Real-World Performance and Open-Source Governance Strategy

On the TerminalBench leaderboard, Pi with Claude Opus 4.5 ranks just behind Terminus 2 — and this was achieved before Pi even implemented compaction. This means that as compaction strategies are added (allowing longer tasks to be handled without exceeding the context window), Pi's performance has significant room for improvement.

On the open-source governance front, Mario faces the flood of AI-generated low-quality PRs — a widespread challenge for the open-source community in 2024-2025, where users have AI Agents automatically generate Pull Requests for open-source projects. These PRs often lack understanding of project context and create enormous review burdens for maintainers. Mario creatively invented the "OSSification" strategy: periodically closing Issue and PR channels, requiring contributors to first write a brief Issue in their "human voice" to introduce themselves, and only after verification can they submit PRs. The name cleverly plays on "ossification" (rigidity) and "OSS" (Open Source Software), suggesting that open-source communities need moderate "barriers" to resist the erosion of AI-generated spam. Ghostty author Mitchell developed the Vouch project based on this concept, enabling more open-source projects to adopt similar human verification mechanisms.

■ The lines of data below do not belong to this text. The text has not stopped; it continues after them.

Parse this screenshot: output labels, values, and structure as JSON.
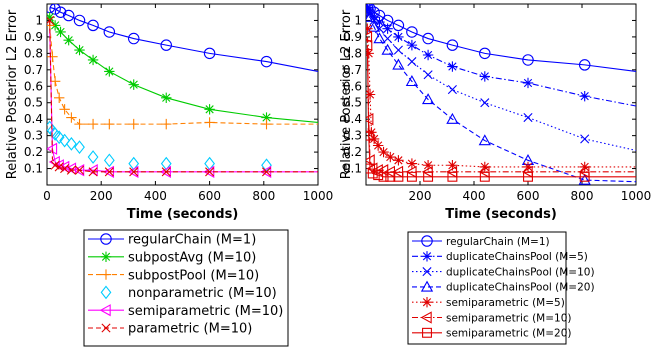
{
  "chart_data": [
    {
      "type": "line",
      "xlabel": "Time (seconds)",
      "ylabel": "Relative Posterior L2 Error",
      "xlim": [
        0,
        1000
      ],
      "ylim": [
        0,
        1.1
      ],
      "xticks": [
        0,
        200,
        400,
        600,
        800,
        1000
      ],
      "yticks": [
        0.1,
        0.2,
        0.3,
        0.4,
        0.5,
        0.6,
        0.7,
        0.8,
        0.9,
        1
      ],
      "ytick_labels": [
        "0.1",
        "0.2",
        "0.3",
        "0.4",
        "0.5",
        "0.6",
        "0.7",
        "0.8",
        "0.9",
        "1"
      ],
      "grid": false,
      "legend_position": "below",
      "series": [
        {
          "name": "regularChain (M=1)",
          "color": "#0000ff",
          "marker": "circle",
          "dash": "solid",
          "x": [
            10,
            30,
            50,
            80,
            120,
            170,
            230,
            320,
            440,
            600,
            810,
            1000
          ],
          "y": [
            1.08,
            1.07,
            1.05,
            1.03,
            1.0,
            0.97,
            0.93,
            0.89,
            0.85,
            0.8,
            0.75,
            0.69
          ],
          "marker_x": [
            10,
            30,
            50,
            80,
            120,
            170,
            230,
            320,
            440,
            600,
            810
          ]
        },
        {
          "name": "subpostAvg (M=10)",
          "color": "#00cc00",
          "marker": "star",
          "dash": "solid",
          "x": [
            10,
            30,
            50,
            80,
            120,
            170,
            230,
            320,
            440,
            600,
            810,
            1000
          ],
          "y": [
            1.02,
            0.97,
            0.93,
            0.88,
            0.82,
            0.76,
            0.69,
            0.61,
            0.53,
            0.46,
            0.41,
            0.38
          ],
          "marker_x": [
            10,
            30,
            50,
            80,
            120,
            170,
            230,
            320,
            440,
            600,
            810
          ]
        },
        {
          "name": "subpostPool (M=10)",
          "color": "#ff8000",
          "marker": "plus",
          "dash": "dashed",
          "x": [
            10,
            20,
            30,
            45,
            65,
            90,
            120,
            170,
            230,
            320,
            440,
            600,
            810,
            1000
          ],
          "y": [
            0.97,
            0.78,
            0.63,
            0.53,
            0.46,
            0.41,
            0.37,
            0.37,
            0.37,
            0.37,
            0.37,
            0.38,
            0.37,
            0.37
          ],
          "marker_x": [
            10,
            20,
            30,
            45,
            65,
            90,
            120,
            170,
            230,
            320,
            440,
            600,
            810
          ]
        },
        {
          "name": "nonparametric (M=10)",
          "color": "#00ccff",
          "marker": "diamond",
          "dash": "none",
          "x": [
            10,
            20,
            30,
            45,
            65,
            90,
            120,
            170,
            230,
            320,
            440,
            600,
            810
          ],
          "y": [
            0.35,
            0.33,
            0.31,
            0.29,
            0.27,
            0.25,
            0.23,
            0.17,
            0.15,
            0.13,
            0.13,
            0.13,
            0.12
          ]
        },
        {
          "name": "semiparametric (M=10)",
          "color": "#ff00ff",
          "marker": "triangle-left",
          "dash": "solid",
          "x": [
            10,
            20,
            30,
            45,
            65,
            90,
            120,
            170,
            230,
            320,
            440,
            600,
            810,
            1000
          ],
          "y": [
            0.95,
            0.22,
            0.14,
            0.12,
            0.11,
            0.1,
            0.09,
            0.09,
            0.08,
            0.08,
            0.08,
            0.08,
            0.08,
            0.08
          ],
          "marker_x": [
            20,
            30,
            45,
            65,
            90,
            120,
            170,
            230,
            320,
            440,
            600,
            810
          ]
        },
        {
          "name": "parametric (M=10)",
          "color": "#e00000",
          "marker": "x",
          "dash": "dashed",
          "x": [
            10,
            20,
            30,
            45,
            65,
            90,
            120,
            170,
            230,
            320,
            440,
            600,
            810,
            1000
          ],
          "y": [
            1.0,
            0.16,
            0.12,
            0.11,
            0.1,
            0.09,
            0.09,
            0.08,
            0.08,
            0.08,
            0.08,
            0.08,
            0.08,
            0.08
          ],
          "marker_x": [
            10,
            30,
            45,
            65,
            90,
            120,
            170,
            230,
            320,
            440,
            600,
            810
          ]
        }
      ]
    },
    {
      "type": "line",
      "xlabel": "Time (seconds)",
      "ylabel": "Relative Posterior L2 Error",
      "xlim": [
        0,
        1000
      ],
      "ylim": [
        0,
        1.1
      ],
      "xticks": [
        200,
        400,
        600,
        800,
        1000
      ],
      "yticks": [
        0.1,
        0.2,
        0.3,
        0.4,
        0.5,
        0.6,
        0.7,
        0.8,
        0.9,
        1
      ],
      "ytick_labels": [
        "0.1",
        "0.2",
        "0.3",
        "0.4",
        "0.5",
        "0.6",
        "0.7",
        "0.8",
        "0.9",
        "1"
      ],
      "grid": false,
      "legend_position": "below",
      "series": [
        {
          "name": "regularChain (M=1)",
          "color": "#0000ff",
          "marker": "circle",
          "dash": "solid",
          "x": [
            5,
            15,
            30,
            50,
            80,
            120,
            170,
            230,
            320,
            440,
            600,
            810,
            1000
          ],
          "y": [
            1.08,
            1.07,
            1.05,
            1.03,
            1.0,
            0.97,
            0.93,
            0.89,
            0.85,
            0.8,
            0.76,
            0.73,
            0.69
          ],
          "marker_x": [
            5,
            15,
            30,
            50,
            80,
            120,
            170,
            230,
            320,
            440,
            600,
            810
          ]
        },
        {
          "name": "duplicateChainsPool (M=5)",
          "color": "#0000ff",
          "marker": "star",
          "dash": "dashdot",
          "x": [
            5,
            15,
            30,
            50,
            80,
            120,
            170,
            230,
            320,
            440,
            600,
            810,
            1000
          ],
          "y": [
            1.08,
            1.05,
            1.02,
            0.99,
            0.95,
            0.9,
            0.85,
            0.79,
            0.72,
            0.66,
            0.62,
            0.54,
            0.48
          ],
          "marker_x": [
            5,
            15,
            30,
            50,
            80,
            120,
            170,
            230,
            320,
            440,
            600,
            810
          ]
        },
        {
          "name": "duplicateChainsPool (M=10)",
          "color": "#0000ff",
          "marker": "x",
          "dash": "dotted",
          "x": [
            5,
            15,
            30,
            50,
            80,
            120,
            170,
            230,
            320,
            440,
            600,
            810,
            1000
          ],
          "y": [
            1.07,
            1.04,
            1.0,
            0.95,
            0.89,
            0.82,
            0.75,
            0.67,
            0.58,
            0.5,
            0.41,
            0.28,
            0.21
          ],
          "marker_x": [
            5,
            15,
            30,
            50,
            80,
            120,
            170,
            230,
            320,
            440,
            600,
            810
          ]
        },
        {
          "name": "duplicateChainsPool (M=20)",
          "color": "#0000ff",
          "marker": "triangle-up",
          "dash": "dashed",
          "x": [
            5,
            15,
            30,
            50,
            80,
            120,
            170,
            230,
            320,
            440,
            600,
            810,
            1000
          ],
          "y": [
            1.06,
            1.02,
            0.96,
            0.89,
            0.82,
            0.73,
            0.63,
            0.52,
            0.4,
            0.27,
            0.15,
            0.03,
            0.02
          ],
          "marker_x": [
            5,
            15,
            30,
            50,
            80,
            120,
            170,
            230,
            320,
            440,
            600,
            810
          ]
        },
        {
          "name": "semiparametric (M=5)",
          "color": "#e00000",
          "marker": "star",
          "dash": "dotted",
          "x": [
            5,
            10,
            15,
            20,
            30,
            45,
            65,
            90,
            120,
            170,
            230,
            320,
            440,
            600,
            810,
            1000
          ],
          "y": [
            0.95,
            0.8,
            0.55,
            0.32,
            0.28,
            0.24,
            0.2,
            0.17,
            0.15,
            0.13,
            0.12,
            0.12,
            0.11,
            0.11,
            0.11,
            0.11
          ],
          "marker_x": [
            5,
            10,
            15,
            20,
            30,
            45,
            65,
            90,
            120,
            170,
            230,
            320,
            440,
            600,
            810
          ]
        },
        {
          "name": "semiparametric (M=10)",
          "color": "#e00000",
          "marker": "triangle-left",
          "dash": "dashdot",
          "x": [
            5,
            10,
            15,
            25,
            45,
            65,
            90,
            120,
            170,
            230,
            320,
            440,
            600,
            810,
            1000
          ],
          "y": [
            0.9,
            0.4,
            0.15,
            0.1,
            0.09,
            0.09,
            0.08,
            0.08,
            0.08,
            0.08,
            0.08,
            0.08,
            0.08,
            0.08,
            0.08
          ],
          "marker_x": [
            5,
            10,
            15,
            25,
            45,
            65,
            90,
            120,
            170,
            230,
            320,
            440,
            600,
            810
          ]
        },
        {
          "name": "semiparametric (M=20)",
          "color": "#e00000",
          "marker": "square",
          "dash": "solid",
          "x": [
            5,
            10,
            15,
            25,
            45,
            65,
            90,
            120,
            170,
            230,
            320,
            440,
            600,
            810,
            1000
          ],
          "y": [
            0.85,
            0.3,
            0.1,
            0.07,
            0.06,
            0.05,
            0.05,
            0.05,
            0.05,
            0.05,
            0.05,
            0.05,
            0.05,
            0.05,
            0.05
          ],
          "marker_x": [
            5,
            10,
            15,
            25,
            45,
            65,
            90,
            120,
            170,
            230,
            320,
            440,
            600,
            810
          ]
        }
      ]
    }
  ]
}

Conclusion: A Minimalist Core Is the Future of Coding Agents

Pi's story isn't just about the birth of a tool — it's a profound reflection on the current AI coding Agent ecosystem. While everyone else is adding features, Mario chose subtraction — a minimalist core paired with powerful extensibility, giving control back to developers.

As TerminalBench revealed, the model's own capabilities may matter far more than the features we pile on top. In this "exploration phase," Pi offers not a definitive answer, but a platform where every developer can find their own optimal solution. This design philosophy is deeply aligned with Unix's core principle — do one thing well, and achieve complexity through composition. In an era of exponentially growing AI capabilities, perhaps the wisest tool design is to constrain the model as little as possible and let it perform freely.